For now, we'll simply change the label when the connection completes. If the connection fails, we'll note that. If the connection does receive data, we'll use that data to change the label. To do this, we use a CPJSObjectCreateWithJSON(data) object. Once we've done that, we can retrieve the "label" attribute of the result and display it.
There's one other thing that we need to do on the client side for all of this to work. In the original AppController.j, the label object is a local variable. Since other methods of our AppController object need to access that object, we need to make it an instance object. We do this by adding the following line to the "@implementation AppController" stanza in AppController.j:
CPTextField label;
We also need to remove the "var" qualifier from the first appearance of the label variable in "applicationDidFinishLaunching:"

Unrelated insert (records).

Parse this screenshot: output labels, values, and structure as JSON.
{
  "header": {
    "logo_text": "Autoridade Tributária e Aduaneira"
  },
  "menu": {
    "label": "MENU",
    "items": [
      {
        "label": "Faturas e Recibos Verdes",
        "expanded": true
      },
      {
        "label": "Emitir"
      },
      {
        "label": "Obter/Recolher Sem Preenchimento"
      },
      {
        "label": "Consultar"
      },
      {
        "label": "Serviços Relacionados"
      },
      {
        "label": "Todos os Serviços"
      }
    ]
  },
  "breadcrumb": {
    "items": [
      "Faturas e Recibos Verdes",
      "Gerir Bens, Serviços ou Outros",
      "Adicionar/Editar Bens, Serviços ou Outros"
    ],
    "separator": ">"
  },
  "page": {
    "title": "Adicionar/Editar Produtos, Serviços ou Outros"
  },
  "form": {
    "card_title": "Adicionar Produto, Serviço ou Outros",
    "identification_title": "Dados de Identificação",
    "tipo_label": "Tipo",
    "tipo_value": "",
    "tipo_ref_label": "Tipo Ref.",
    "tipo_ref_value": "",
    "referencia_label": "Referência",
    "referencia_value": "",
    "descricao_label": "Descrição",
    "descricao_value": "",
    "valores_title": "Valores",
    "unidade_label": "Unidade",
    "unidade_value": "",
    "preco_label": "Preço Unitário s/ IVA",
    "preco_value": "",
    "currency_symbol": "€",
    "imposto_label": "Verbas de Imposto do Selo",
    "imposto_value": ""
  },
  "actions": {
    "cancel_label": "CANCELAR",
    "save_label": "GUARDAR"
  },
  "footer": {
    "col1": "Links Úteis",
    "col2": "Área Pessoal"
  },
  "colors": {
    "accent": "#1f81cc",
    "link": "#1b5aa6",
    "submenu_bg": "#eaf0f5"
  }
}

The server side is even simpler. We simply need to add a method that will respond to the "getLabel" request that the client will make. We do this by adding a "getLabel"
method to the root CherryPy object:
@cherrypy.expose
def getLabel(self):
data = {"label":"Server Hello" }
return simplejson.dumps(data)
In that method, we'll create the Python dictionary that we'll return. It has one attribute/key "label" which we'll set to the string "Server Hello". Then we use the Python simplejson to convert that object to a JSON string which we return.
We've seen that it's fairly easy to communicate between the Cappuccino client and the CherryPy server. Next we'll start looking at building a somewhat more elaborate client application based on data returned from the server.